There was a popular book written in the late 1980s by Robert Fulghum named “All I Really Need to Know I Learned in Kindergarten,” It is filled with tried and true lessons about growing up: “Hold hands and stick together,” “play fair,” “look at yourself,” and other snippets of suggestions we learn about early in life but rarely follow. There are other things we are taught in school, however, that will not appear in books but are a perfect fit for Laura Wandel’s masterful first feature Playground (Un monde), Belgium’s submission to the 2022 Oscars for Best International Film. Among the advice the film gives is — dominate to avoid domination, be right and make others wrong, never show weakness, and most adults you look to for caring are interested in their own problems, not yours.
This advice was learned early by seven-year-old Nora in a remarkable first performance by Maya Vanderbeque, a shy and sensitive young girl struggling to fit into a rejecting environment in this deeply disturbing look at power relationships at a French grade school. Focusing on the environment where only the strongest or the most manipulative survive, Nora, who is fearfully left by her father (Karim Leklou, “The Stronghold”) on her first day, has to navigate strict rules that one dares not break, rules where everyone has a place in the hierarchy and, if you don’t know it, you will soon find out.
The film is subtitled “Un monde” which translates into “the world,” a reference to the fact that the playground is the only world that the viewer knows. Though it is a work of fiction, it feels like a documentary and may hit a responsive chord with those who have pushed away disturbing memories of their childhood. In this constraining environment, Nora’s older brother Abel (Günter Duret, “Working Girls”) is the subject of continuous bullying by other boys and who, because of his size and the number of aggressive bullies he has to deal with, is unable to defend himself from the relentless attacks and is too embarrassed to tell his father about the beatings.
Cinematographer Frédéric Noirhomme (“A Good Doctor”) shoots everything from the vantage point of the young children and we only see the adults as disembodied arms and legs when they stoop to speak to a child. Shot mostly in close-ups, the expressions on Nora’s face reveal more than could ever be spoken: Her fear, hurt, longing for friendship, and the slow loss of her innocence. There is no narrative flow, merely a collection of episodes that repeat themselves but with increasing urgency. Unable to get through to school officials who show little personal interest, Nora, unable to continue to bear the secret of her brother’s suffering, turns to her father who complains to school officials but achieves little beyond confronting the perpetrators obvious stonewalling.

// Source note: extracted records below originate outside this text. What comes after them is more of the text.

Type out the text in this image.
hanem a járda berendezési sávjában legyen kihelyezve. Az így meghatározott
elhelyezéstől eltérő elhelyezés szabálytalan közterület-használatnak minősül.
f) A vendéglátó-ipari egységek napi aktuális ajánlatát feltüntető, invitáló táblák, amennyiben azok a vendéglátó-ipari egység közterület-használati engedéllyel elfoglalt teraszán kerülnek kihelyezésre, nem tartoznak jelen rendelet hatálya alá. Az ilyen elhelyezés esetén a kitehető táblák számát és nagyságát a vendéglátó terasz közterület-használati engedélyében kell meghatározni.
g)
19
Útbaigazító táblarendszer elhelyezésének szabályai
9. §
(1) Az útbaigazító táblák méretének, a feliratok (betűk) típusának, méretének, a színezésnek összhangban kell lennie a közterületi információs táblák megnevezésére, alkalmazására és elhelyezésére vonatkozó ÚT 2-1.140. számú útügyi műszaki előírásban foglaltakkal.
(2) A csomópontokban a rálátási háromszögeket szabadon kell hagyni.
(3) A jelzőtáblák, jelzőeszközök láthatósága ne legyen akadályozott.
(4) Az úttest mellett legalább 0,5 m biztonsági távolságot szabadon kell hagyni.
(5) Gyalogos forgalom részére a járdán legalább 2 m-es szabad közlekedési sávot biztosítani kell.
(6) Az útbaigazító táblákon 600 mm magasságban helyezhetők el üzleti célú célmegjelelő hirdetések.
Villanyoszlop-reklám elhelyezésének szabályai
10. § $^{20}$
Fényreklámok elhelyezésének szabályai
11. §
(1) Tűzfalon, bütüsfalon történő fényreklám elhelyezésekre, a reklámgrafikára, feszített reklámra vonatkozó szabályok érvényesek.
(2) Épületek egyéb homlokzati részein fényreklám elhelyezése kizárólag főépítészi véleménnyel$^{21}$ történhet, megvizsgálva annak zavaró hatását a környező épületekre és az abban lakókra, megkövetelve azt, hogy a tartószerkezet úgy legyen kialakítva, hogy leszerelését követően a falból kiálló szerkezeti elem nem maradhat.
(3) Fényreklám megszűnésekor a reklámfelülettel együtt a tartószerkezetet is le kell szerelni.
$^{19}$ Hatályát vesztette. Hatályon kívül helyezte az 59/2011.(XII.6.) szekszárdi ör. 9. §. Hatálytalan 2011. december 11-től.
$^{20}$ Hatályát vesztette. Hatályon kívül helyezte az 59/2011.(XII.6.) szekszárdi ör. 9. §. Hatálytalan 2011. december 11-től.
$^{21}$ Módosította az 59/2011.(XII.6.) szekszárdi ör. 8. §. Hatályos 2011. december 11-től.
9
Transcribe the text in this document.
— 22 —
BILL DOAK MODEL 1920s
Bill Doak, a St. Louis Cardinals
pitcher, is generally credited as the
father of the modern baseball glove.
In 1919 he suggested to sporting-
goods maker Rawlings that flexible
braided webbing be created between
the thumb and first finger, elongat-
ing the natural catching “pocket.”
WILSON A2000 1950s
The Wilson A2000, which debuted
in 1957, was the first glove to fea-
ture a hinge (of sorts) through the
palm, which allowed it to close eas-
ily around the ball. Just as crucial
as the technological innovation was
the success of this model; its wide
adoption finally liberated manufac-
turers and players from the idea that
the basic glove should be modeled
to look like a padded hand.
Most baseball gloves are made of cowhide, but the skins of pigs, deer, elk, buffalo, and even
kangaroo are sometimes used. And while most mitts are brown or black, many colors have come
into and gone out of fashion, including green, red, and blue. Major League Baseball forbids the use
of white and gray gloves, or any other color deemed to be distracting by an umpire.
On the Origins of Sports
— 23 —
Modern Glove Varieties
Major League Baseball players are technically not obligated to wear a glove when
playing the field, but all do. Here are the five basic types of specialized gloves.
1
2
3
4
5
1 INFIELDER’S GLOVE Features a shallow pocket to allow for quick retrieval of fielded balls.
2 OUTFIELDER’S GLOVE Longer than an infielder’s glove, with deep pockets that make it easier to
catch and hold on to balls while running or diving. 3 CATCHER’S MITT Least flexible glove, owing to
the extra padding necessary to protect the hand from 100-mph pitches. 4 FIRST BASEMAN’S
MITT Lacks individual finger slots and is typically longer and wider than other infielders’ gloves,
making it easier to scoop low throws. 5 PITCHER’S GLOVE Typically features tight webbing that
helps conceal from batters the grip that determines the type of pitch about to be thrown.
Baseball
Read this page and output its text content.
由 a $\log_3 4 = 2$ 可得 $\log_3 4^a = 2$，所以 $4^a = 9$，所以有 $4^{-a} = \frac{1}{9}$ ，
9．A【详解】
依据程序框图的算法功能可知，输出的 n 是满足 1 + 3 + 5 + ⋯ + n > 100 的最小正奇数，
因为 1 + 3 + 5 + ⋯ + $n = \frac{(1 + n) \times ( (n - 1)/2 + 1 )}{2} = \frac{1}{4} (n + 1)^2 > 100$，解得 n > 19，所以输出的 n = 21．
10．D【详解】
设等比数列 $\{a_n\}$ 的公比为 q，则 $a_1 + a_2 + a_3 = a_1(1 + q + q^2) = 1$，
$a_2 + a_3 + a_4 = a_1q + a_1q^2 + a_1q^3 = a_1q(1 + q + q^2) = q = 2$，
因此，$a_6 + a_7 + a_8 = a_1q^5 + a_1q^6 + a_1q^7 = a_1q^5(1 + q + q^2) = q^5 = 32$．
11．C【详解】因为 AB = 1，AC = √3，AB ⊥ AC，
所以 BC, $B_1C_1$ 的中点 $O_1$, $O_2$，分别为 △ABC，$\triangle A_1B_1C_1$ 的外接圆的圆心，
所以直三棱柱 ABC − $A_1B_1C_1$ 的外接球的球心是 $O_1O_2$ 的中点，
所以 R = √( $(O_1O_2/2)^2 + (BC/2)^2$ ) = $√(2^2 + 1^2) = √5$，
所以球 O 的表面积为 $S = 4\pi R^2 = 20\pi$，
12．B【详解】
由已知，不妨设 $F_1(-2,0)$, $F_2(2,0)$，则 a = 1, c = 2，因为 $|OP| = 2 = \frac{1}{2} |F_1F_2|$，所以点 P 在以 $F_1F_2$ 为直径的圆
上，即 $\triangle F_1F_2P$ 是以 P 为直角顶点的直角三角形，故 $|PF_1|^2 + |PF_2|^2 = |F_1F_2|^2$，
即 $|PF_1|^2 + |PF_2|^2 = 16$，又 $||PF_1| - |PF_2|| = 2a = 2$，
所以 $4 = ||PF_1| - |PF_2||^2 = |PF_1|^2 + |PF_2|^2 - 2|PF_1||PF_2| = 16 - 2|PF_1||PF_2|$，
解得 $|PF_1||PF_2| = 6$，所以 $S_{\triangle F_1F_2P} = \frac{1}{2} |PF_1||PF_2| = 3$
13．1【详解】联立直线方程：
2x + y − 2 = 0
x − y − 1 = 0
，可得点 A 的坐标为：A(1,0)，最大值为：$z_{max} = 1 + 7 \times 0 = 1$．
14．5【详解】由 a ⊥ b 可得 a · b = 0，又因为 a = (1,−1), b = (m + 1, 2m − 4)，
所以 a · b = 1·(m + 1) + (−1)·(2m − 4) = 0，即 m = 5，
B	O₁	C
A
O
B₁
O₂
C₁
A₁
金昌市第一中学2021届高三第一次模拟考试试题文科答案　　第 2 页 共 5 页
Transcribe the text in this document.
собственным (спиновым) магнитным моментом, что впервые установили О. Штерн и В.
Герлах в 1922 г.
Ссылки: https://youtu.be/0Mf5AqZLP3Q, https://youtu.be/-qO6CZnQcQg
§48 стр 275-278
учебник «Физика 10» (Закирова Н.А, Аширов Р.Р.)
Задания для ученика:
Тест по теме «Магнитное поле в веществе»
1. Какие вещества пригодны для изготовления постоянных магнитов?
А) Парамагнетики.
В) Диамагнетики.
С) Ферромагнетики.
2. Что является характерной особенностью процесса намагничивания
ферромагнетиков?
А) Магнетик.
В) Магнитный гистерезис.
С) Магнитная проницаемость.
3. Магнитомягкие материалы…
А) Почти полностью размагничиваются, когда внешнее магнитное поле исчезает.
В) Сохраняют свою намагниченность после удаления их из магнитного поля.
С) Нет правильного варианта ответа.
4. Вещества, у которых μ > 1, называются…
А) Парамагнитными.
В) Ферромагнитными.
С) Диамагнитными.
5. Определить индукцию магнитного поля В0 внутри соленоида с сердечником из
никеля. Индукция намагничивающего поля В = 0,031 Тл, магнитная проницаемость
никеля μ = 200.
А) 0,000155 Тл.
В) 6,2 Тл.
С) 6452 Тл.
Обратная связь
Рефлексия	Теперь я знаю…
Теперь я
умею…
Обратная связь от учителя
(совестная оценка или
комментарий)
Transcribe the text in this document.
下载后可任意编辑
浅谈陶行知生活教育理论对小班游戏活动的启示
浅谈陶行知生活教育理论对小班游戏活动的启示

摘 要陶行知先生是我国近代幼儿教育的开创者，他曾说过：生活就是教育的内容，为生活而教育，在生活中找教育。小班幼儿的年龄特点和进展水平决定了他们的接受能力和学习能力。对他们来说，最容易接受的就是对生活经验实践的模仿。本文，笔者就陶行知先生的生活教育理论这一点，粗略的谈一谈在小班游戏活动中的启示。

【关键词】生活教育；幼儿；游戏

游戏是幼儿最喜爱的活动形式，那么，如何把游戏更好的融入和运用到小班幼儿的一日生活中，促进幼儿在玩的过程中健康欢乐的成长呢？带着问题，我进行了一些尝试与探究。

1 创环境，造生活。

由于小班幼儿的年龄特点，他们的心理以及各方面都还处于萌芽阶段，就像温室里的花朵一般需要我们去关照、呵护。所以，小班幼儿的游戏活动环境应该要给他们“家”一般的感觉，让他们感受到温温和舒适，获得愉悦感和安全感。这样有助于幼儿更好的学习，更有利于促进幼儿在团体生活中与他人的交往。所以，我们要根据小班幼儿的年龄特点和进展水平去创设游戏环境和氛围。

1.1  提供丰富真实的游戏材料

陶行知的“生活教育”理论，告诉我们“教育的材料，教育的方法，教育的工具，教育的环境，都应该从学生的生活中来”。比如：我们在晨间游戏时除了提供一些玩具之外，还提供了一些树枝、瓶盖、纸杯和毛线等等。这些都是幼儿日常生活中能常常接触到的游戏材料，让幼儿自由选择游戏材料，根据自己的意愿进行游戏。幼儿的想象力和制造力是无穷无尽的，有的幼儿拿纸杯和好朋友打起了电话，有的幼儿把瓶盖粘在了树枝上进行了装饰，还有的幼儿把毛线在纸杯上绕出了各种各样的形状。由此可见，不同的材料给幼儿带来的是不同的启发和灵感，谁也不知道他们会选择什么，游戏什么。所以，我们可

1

Abel now feels that his sister has committed an act of betrayal and their relationship suffers, Nora receiving the worst of it as the school bullies turn on her. In this dog-eat-dog world, it becomes apparent that the bullied ultimately becomes the bully to achieve some imagined payback. Reminiscent of Kazakhstan director Emir Baigazin’s unforgettable “Harmony Lessons” in which a bullied student plots revenge on his tormentors, Playground is not an easy watch, yet it is a haunting and lyrical film that, even in its bleakest moments, conveys an unmistakable experience of light, a film that, while it mirrors an increasing cycle of violence in a society governed by the false notion of survival of the fittest, love remains present, buried but always ready to emerge.